After over a year of work, which included the review of some 635,450 Form 8-Ks filed by 7,799 public companies from January 1, 2000, to September 30, 2016, we think we know at least one answer to the question in the above title: Informed trading soars! We have just posted our research, which we co-authored with former Columbia Law Professor and now SEC Commissioner Robert Jackson and Robert Bishop, a recent Columbia Law graduate, on SSRN, available here. Above all, it shows that following the appointment of a hedge fund-nominated director to the board, the target firm experiences an abrupt increase in “information leakage” of 25-27 percentage points. By this, we mean that information publicly released in the Form 8-K is anticipated by the market, with the stock price moving prior to the public release in the same direction as caused by that release. But how this occurs (and why it is tolerated) present perhaps even more interesting questions. Possibly, our most surprising finding is that not all activist directors are associated with an increase in informed trading. If the hedge fund places a CEO from the same industry or some other industry expert on the target’s board, there is little increase in “information leakage.” But if it places a hedge fund employee on the board, the increase is immediate and substantial. Although hedge fund employees are a small percentage of directors, we find that they are included on 70 percent of the director slates nominated by hedge funds in our sample.
Their ubiquity on board slates might seem surprising, because the market has a decidedly less favorable reaction to their appointment. We find that the five-day Cumulative Aggregate Residual (“CAR”) is more than twice as high (4.2 percent vs. 1.97 percent) for the announcement of a settlement that places only non-employee directors on the board in comparison with settlements that include a hedge fund employee being added to the board. Seemingly, the market has a strong preference for directors who are not employees of the hedge fund.

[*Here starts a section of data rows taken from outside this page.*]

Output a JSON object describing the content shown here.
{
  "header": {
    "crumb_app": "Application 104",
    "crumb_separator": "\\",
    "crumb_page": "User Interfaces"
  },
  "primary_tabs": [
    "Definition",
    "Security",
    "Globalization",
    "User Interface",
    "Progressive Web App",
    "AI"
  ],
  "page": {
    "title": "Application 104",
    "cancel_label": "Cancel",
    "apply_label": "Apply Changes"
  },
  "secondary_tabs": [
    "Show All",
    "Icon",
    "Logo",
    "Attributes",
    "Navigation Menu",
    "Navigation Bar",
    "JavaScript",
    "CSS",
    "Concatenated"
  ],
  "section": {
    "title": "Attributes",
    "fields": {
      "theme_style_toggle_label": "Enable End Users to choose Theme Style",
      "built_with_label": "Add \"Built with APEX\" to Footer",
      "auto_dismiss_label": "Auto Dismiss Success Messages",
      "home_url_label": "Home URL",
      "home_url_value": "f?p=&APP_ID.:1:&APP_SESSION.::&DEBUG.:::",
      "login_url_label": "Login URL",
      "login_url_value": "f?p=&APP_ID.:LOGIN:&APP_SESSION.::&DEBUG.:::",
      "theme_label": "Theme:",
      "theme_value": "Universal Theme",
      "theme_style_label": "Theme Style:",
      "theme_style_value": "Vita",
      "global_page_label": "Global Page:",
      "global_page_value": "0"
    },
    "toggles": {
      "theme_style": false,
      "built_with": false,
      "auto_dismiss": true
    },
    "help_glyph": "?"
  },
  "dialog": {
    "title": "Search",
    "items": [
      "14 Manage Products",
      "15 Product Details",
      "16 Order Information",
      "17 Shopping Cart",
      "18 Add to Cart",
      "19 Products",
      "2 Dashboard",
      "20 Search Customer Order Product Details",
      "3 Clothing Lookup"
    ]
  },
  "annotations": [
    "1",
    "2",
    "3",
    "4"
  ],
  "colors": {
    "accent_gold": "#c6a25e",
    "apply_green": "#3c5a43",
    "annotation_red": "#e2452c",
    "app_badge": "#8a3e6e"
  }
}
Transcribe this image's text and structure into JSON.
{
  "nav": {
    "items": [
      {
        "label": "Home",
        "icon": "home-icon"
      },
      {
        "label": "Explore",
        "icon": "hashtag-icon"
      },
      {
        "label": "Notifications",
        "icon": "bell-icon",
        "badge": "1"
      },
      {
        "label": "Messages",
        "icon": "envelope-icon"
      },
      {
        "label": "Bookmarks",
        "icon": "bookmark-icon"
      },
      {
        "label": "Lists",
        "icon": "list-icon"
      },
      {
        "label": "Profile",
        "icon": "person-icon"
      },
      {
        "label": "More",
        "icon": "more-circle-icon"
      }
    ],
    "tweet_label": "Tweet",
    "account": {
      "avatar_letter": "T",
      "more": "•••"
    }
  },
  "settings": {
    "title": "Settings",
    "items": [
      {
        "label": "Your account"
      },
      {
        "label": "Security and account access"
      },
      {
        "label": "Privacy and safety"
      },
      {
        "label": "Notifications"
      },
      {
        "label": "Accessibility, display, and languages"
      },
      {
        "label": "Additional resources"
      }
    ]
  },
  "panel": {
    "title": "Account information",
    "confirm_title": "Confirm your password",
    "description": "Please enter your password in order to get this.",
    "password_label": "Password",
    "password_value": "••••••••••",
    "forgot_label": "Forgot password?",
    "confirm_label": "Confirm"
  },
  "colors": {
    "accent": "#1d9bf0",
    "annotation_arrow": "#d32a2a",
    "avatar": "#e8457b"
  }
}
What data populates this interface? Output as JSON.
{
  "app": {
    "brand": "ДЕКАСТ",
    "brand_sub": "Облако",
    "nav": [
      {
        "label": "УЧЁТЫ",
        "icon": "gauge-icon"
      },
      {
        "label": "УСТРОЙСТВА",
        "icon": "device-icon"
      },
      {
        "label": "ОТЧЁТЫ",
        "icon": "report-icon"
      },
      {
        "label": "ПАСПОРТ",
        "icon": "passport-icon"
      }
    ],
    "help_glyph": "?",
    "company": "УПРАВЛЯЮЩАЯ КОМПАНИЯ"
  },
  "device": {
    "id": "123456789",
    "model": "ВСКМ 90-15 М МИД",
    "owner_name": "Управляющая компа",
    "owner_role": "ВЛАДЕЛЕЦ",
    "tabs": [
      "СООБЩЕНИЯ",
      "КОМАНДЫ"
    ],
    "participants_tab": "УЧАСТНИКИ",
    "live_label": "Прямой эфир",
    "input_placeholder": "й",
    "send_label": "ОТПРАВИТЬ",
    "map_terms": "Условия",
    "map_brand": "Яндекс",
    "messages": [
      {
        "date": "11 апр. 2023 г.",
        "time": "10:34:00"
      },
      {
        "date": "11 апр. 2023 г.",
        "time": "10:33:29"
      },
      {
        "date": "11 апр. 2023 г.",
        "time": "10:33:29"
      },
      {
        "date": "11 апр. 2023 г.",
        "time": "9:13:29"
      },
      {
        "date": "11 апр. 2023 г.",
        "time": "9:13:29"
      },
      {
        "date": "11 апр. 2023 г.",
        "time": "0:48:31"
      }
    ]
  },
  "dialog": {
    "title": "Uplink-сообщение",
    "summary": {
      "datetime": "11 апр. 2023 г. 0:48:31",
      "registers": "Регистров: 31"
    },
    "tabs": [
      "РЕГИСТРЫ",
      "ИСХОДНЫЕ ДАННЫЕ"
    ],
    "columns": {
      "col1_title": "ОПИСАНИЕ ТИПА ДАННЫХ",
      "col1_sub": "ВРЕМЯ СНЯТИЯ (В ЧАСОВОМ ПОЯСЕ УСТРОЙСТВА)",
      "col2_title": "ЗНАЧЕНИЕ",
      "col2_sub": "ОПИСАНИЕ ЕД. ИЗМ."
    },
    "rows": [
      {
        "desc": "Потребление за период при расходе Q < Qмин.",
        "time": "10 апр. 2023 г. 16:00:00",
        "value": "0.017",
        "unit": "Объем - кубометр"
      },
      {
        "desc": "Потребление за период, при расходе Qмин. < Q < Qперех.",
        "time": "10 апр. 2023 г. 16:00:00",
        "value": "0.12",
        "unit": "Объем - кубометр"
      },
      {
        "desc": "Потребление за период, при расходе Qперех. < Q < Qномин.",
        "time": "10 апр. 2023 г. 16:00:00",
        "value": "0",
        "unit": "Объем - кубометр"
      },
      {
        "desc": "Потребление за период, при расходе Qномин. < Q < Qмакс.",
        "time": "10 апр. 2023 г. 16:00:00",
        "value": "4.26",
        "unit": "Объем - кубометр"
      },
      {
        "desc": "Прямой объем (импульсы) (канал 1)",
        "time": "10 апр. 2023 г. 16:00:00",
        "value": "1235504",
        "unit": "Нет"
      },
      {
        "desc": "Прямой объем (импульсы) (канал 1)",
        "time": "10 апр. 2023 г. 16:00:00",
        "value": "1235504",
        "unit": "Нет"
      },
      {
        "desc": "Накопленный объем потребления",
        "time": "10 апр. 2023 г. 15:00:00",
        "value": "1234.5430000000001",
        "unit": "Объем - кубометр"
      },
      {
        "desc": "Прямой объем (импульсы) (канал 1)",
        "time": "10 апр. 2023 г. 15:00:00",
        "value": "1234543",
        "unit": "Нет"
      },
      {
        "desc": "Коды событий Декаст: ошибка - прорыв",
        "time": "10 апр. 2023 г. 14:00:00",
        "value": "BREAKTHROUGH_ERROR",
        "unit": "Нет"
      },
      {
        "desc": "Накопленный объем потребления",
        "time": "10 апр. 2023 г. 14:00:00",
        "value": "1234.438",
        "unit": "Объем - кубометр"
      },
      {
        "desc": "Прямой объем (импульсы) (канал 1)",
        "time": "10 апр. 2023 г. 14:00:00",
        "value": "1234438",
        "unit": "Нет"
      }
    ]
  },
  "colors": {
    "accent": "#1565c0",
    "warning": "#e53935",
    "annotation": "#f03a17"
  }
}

Corroborating this interpretation is the impact on bid-ask spreads of placing a hedge fund employee on the board. We find that bid-ask spreads widen by statistically meaningful amounts for firms after an activist director is appointed to their board, but bid-ask spreads do not similarly widen for firms in our control groups. Moreover, this widening in the spread is concentrated in those cases where the new director is a hedge fund employee. Because spreads normally widen in the presence of informed trading, this evidence that the market responds much more positively to activist directors who are not hedge fund employees and that spreads widen when a hedge fund employee is appointed to the board suggests that the market both expects informed trading when a hedge fund employee goes on the board and is not happy with the appointment of such directors.
Given the market’s skepticism of hedge fund employees as directors, one might expect that target managements would resist the appointment of such persons. But they do not. We review some 475 settlement agreements between target firms and activist funds, and we find not only that 70 percent of all fund-nominated slates include such an employee/director, but only a small minority of these settlement agreements contain any provision restricting information sharing between the fund-nominated director (or the hedge fund itself) and other persons. In those cases where there is a confidentiality provision, the market response is decidedly positive. More typical, however, are provisions that seem to authorize information sharing by providing that the hedge fund (or the employee/director) must inform any person with whom it shares confidential information that such information is confidential. Such a provision seems intended more to protect and absolve the hedge fund than to restrict information sharing.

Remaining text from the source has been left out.